The reports seem to provide the first documented evidence from within the heart of the royal court that political prisoners are facing severe physical abuse, despite the government’s denials that men and women in custody are being tortured.

These people are peaceful activists, journalists, intellectuals, and writers. Their only offense is speaking out against the abuses of their government. Their detention is proof that Saudi despotism is only getting worse, and the U.S. encourages and enables this behavior when it refuses to hold the crown prince and his top officials accountable for these abuses. None of these detainees should be imprisoned, and all of them ought to be released immediately. The U.S. should be urgently seeking the release of all detainees with American citizenship, but we already know that the Trump administration isn’t going to do that.

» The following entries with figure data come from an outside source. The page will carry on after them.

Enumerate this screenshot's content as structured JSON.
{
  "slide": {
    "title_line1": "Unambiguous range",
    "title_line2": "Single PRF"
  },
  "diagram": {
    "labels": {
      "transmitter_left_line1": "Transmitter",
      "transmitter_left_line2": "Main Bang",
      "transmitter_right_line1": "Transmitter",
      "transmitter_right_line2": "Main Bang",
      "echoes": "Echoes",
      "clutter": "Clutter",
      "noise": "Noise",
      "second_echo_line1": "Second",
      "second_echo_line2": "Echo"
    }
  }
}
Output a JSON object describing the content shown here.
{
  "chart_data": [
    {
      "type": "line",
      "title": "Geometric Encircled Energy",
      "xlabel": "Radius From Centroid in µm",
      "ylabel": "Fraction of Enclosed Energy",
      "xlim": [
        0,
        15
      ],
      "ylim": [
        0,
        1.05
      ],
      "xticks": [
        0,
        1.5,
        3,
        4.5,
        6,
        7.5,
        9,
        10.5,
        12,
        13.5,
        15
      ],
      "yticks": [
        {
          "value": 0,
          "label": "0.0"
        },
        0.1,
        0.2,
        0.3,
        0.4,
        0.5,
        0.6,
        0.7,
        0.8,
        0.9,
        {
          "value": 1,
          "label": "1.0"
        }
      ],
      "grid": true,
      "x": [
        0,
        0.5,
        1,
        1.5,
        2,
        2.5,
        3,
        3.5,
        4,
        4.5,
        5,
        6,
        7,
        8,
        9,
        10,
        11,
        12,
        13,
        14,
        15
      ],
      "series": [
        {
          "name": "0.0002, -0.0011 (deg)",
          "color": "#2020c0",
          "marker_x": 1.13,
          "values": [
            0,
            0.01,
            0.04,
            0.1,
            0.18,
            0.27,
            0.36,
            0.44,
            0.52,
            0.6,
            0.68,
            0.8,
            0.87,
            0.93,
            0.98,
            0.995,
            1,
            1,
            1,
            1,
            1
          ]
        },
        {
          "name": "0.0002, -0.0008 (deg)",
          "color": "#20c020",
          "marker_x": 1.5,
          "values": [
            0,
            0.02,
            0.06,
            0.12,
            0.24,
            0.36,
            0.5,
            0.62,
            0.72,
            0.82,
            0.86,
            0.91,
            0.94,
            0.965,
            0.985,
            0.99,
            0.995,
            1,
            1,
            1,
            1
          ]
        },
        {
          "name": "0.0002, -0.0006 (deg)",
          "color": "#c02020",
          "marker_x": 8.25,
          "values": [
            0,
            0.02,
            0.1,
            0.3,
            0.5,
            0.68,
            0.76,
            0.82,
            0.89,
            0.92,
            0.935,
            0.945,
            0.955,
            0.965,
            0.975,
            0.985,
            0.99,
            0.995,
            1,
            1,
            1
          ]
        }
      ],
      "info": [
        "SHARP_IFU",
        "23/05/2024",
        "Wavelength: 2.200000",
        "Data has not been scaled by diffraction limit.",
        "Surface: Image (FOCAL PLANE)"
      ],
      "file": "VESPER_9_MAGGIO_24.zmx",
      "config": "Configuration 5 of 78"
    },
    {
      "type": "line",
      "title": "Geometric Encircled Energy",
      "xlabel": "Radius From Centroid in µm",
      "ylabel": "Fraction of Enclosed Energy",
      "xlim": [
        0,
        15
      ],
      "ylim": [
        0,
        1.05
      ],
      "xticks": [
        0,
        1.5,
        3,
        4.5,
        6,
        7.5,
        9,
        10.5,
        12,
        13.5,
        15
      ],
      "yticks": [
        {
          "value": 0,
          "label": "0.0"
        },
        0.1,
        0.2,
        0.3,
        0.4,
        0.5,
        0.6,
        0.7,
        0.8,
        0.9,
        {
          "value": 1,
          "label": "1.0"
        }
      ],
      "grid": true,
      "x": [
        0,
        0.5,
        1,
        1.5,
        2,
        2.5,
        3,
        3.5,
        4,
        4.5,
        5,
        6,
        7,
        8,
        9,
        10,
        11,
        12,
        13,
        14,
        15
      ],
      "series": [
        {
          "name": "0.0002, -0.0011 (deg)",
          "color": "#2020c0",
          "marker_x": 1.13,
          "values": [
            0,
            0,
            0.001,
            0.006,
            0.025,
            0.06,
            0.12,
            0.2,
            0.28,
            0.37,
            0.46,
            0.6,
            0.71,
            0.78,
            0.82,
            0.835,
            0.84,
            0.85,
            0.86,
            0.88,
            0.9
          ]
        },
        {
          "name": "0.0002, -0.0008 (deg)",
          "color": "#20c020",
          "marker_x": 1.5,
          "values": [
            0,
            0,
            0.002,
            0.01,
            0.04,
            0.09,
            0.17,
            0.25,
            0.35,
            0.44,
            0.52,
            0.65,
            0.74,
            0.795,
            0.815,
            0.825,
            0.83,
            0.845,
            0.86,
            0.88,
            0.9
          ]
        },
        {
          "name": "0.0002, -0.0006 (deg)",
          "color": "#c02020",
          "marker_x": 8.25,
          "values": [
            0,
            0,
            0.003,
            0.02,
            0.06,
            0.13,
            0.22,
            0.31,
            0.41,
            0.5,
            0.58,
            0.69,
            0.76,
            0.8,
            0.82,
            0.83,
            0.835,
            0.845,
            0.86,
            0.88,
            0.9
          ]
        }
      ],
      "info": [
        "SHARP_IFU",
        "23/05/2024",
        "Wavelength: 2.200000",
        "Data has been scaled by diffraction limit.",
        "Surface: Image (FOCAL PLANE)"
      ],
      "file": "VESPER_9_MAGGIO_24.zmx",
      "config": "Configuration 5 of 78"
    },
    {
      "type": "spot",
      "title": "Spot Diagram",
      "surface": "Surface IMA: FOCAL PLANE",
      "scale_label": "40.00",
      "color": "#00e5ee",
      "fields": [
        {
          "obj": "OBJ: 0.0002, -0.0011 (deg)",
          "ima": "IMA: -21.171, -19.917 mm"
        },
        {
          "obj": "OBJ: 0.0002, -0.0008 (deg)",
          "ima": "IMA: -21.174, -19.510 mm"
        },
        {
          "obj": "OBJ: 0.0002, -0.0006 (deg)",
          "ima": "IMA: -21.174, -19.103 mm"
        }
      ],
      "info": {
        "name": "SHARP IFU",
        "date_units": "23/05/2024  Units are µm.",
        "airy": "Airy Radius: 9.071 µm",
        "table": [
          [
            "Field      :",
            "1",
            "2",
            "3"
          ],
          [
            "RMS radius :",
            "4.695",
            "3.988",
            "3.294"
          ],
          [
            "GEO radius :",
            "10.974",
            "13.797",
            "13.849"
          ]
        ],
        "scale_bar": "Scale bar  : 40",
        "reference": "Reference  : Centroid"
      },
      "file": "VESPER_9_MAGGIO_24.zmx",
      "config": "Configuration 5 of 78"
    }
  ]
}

The crown prince presumably assumes that he can continue suppressing his domestic critics without risking a backlash from the Trump administration, and he has every reason to think that. The administration has gone out of its way to cover for him and has done nothing to censure him for his many crimes. They have made clear that there is no crime so heinous that it will affect their support for the Saudi relationship and the crown prince. The intensifying repression under Mohammed bin Salman is one of the many reasons why the U.S. should be disentangling itself from the “new” Saudi Arabia. Since the Trump administration is so hopelessly subservient to the Saudis, it falls to Congress and human rights organizations here to call attention to these cases and to bring as much pressure to bear on Riyadh as they can to secure the release of political prisoners.